The Log is the data structure that Kafka is based on. It’s very simple.
It’s an ordered structure of bytes that only supports appends — you can’t edit or delete records in place.
💡 In Kafka, the order is denoted by the monotonically increasing offset. The log starts at 0, so the first record is at offset 0. Second at 1, and etc.

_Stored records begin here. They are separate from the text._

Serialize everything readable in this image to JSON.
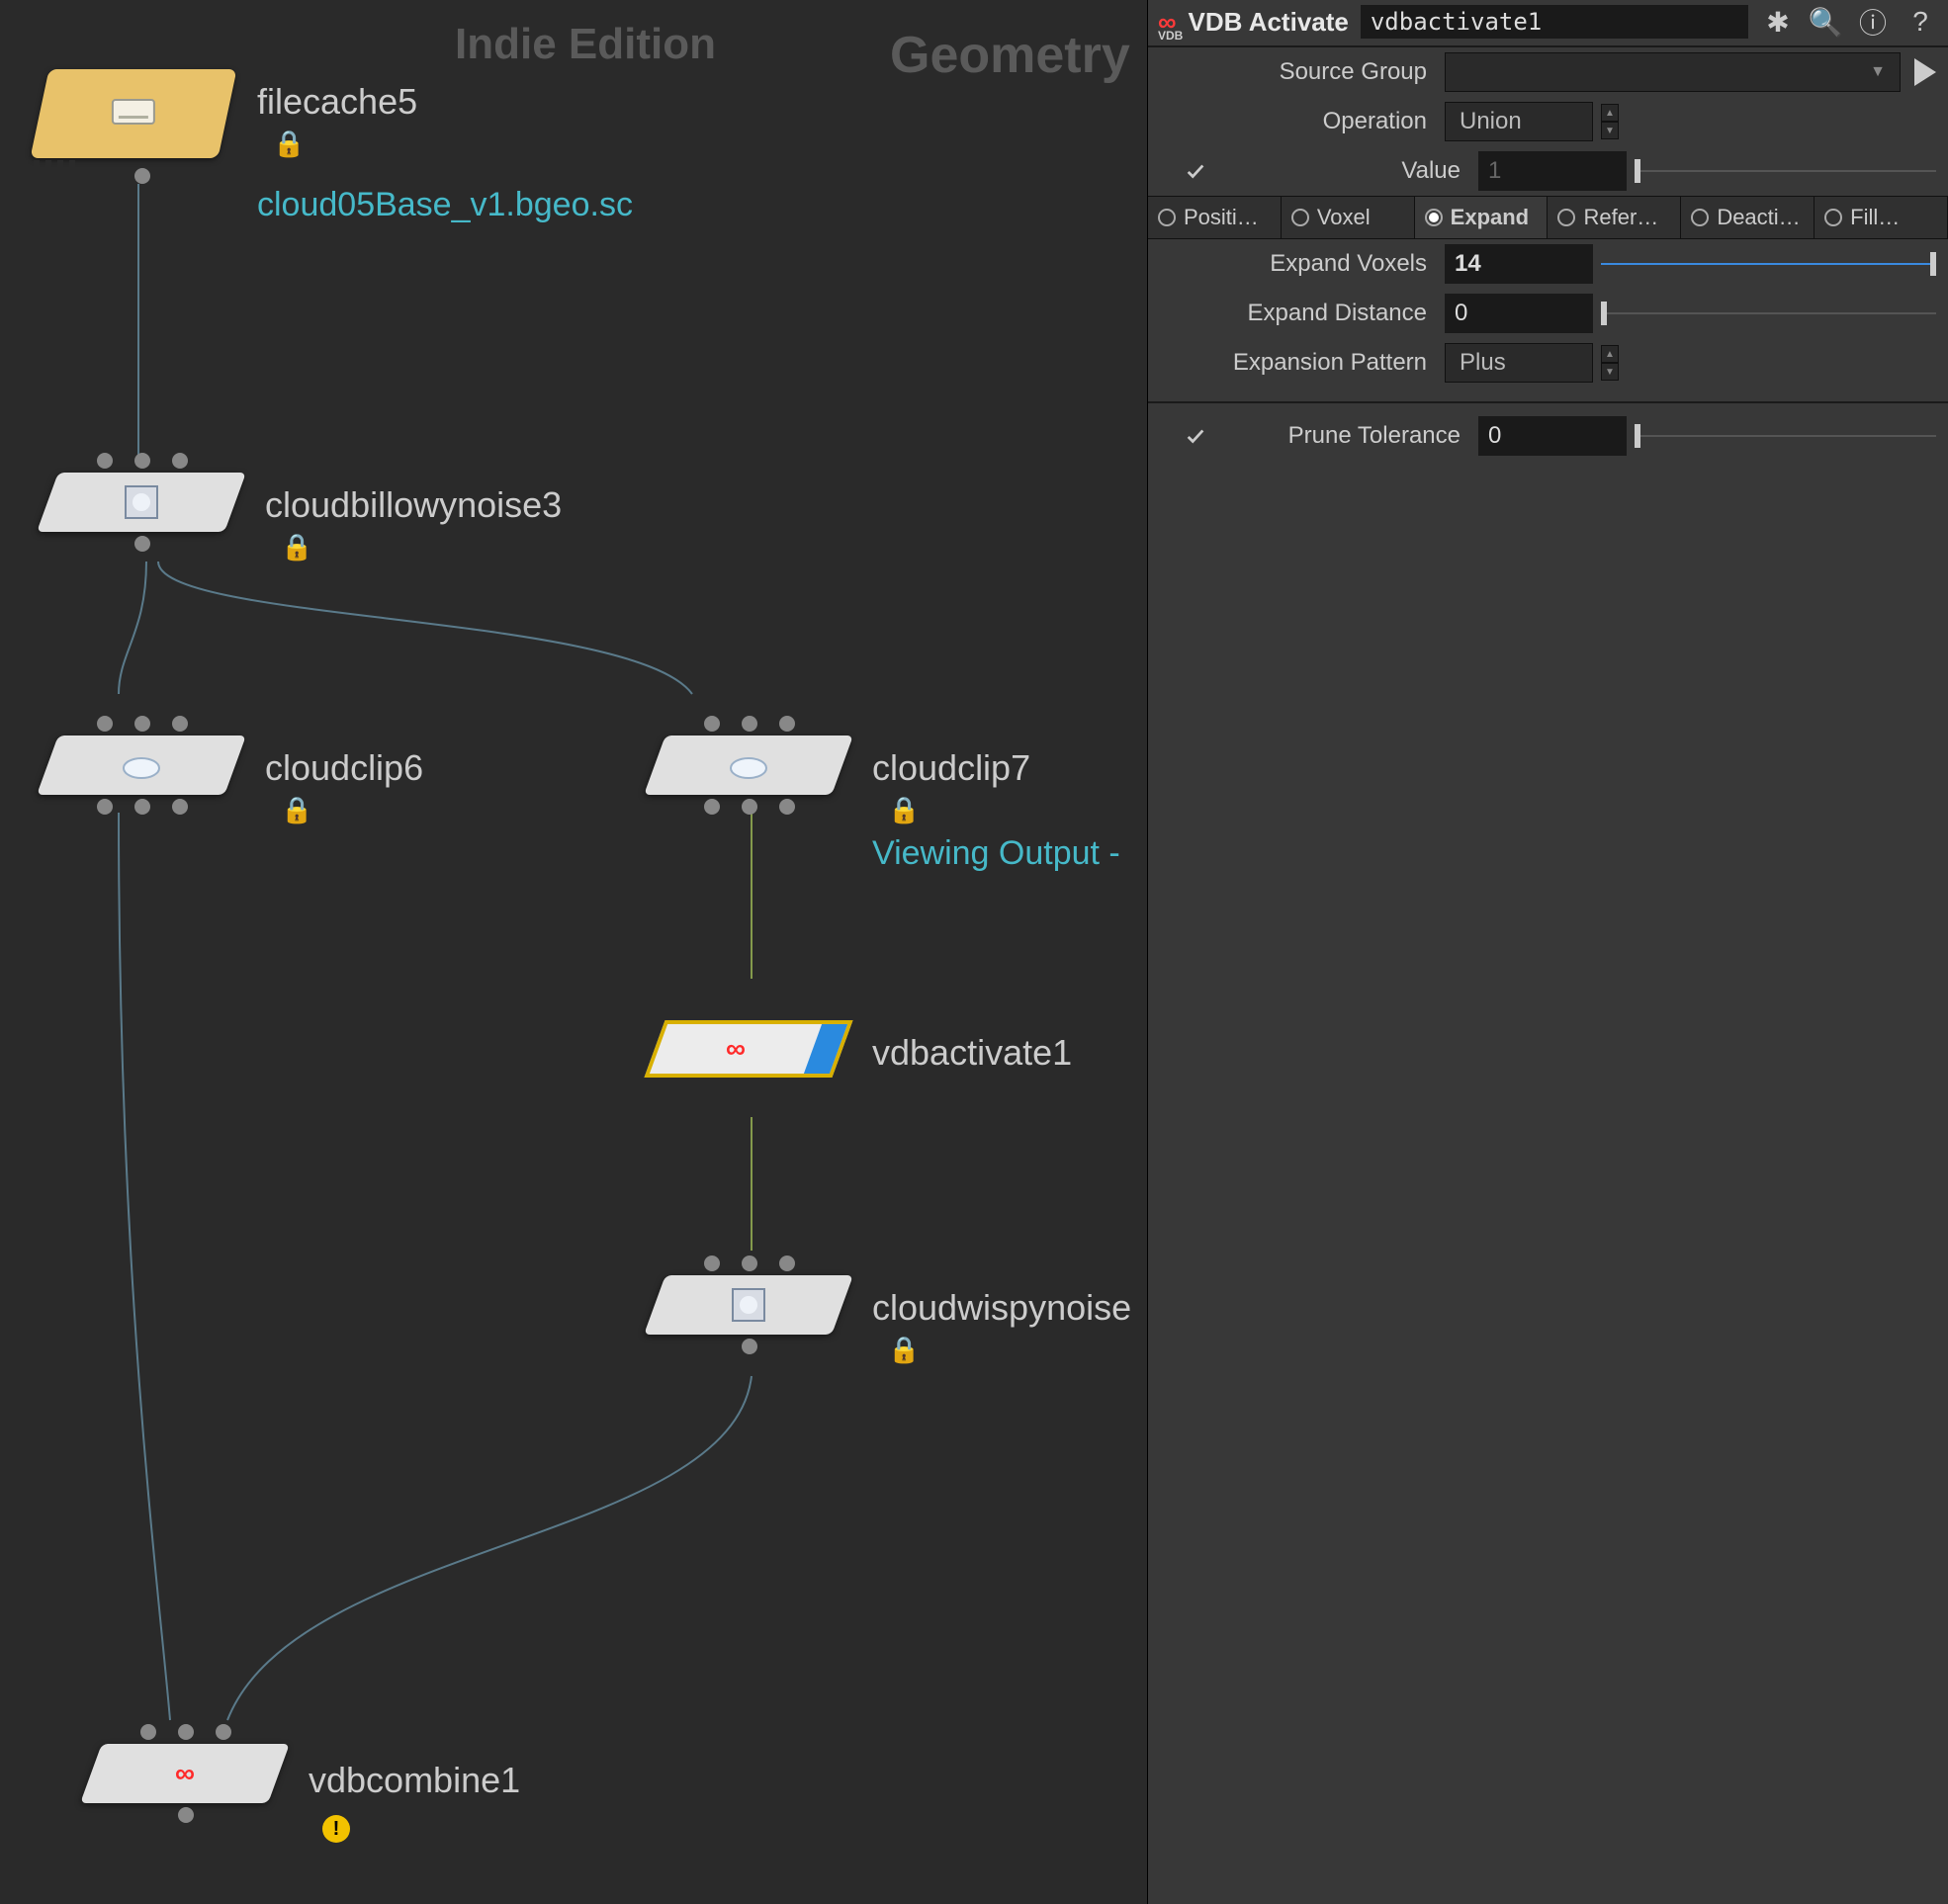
{
  "watermark": {
    "indie": "Indie Edition",
    "geom": "Geometry"
  },
  "nodes": {
    "filecache": {
      "label": "filecache5",
      "asset": "cloud05Base_v1.bgeo.sc"
    },
    "billowy": {
      "label": "cloudbillowynoise3"
    },
    "clip6": {
      "label": "cloudclip6"
    },
    "clip7": {
      "label": "cloudclip7",
      "status": "Viewing Output -"
    },
    "vdbactivate": {
      "label": "vdbactivate1"
    },
    "wispy": {
      "label": "cloudwispynoise"
    },
    "vdbcombine": {
      "label": "vdbcombine1"
    }
  },
  "params": {
    "type": "VDB Activate",
    "name": "vdbactivate1",
    "source_group_label": "Source Group",
    "source_group_value": "",
    "operation_label": "Operation",
    "operation_value": "Union",
    "value_label": "Value",
    "value_value": "1",
    "tabs": [
      "Positi…",
      "Voxel",
      "Expand",
      "Refer…",
      "Deacti…",
      "Fill…"
    ],
    "active_tab": 2,
    "expand_voxels_label": "Expand Voxels",
    "expand_voxels_value": "14",
    "expand_distance_label": "Expand Distance",
    "expand_distance_value": "0",
    "expansion_pattern_label": "Expansion Pattern",
    "expansion_pattern_value": "Plus",
    "prune_tolerance_label": "Prune Tolerance",
    "prune_tolerance_value": "0"
  }
}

There are a lot of benefits to it:
-
ordering: records are ordered sequentially as they’re ingested, so you know what comes after which.
-
fast: writes and reads from the end (tail) of the log are O(1)
-
HDD-friendly: it’s incredibly efficient for hard drives because of its sequential read/write patterns. This aligns with how HDDs perform best — large, linear IO operations through its mechanical actuator arm and spinning platter design. It benefits from OS-level and hardware-level IO batching.
-
big data friendly: its performance doesn’t degrade with size. A 20TB log performs roughly the same as a 1GB log.
-
read parallelism friendly: because it’s append-only, there is no need for locking when multiple readers are accessing it.
-
simple: it’s easy to understand, easy to optimize for and easy to implement. That’s worth a lot.
It is a core reason for why Kafka is so fast. 🔥🏎️
💡 {Log, Write-Ahead Log (WAL), Commit Log, Transaction Log} are all the same thing underneath - a log. The only difference is what payload t carries.
Application Logs also use the same underlying structure - an append-only sequence of string messages coming from your app.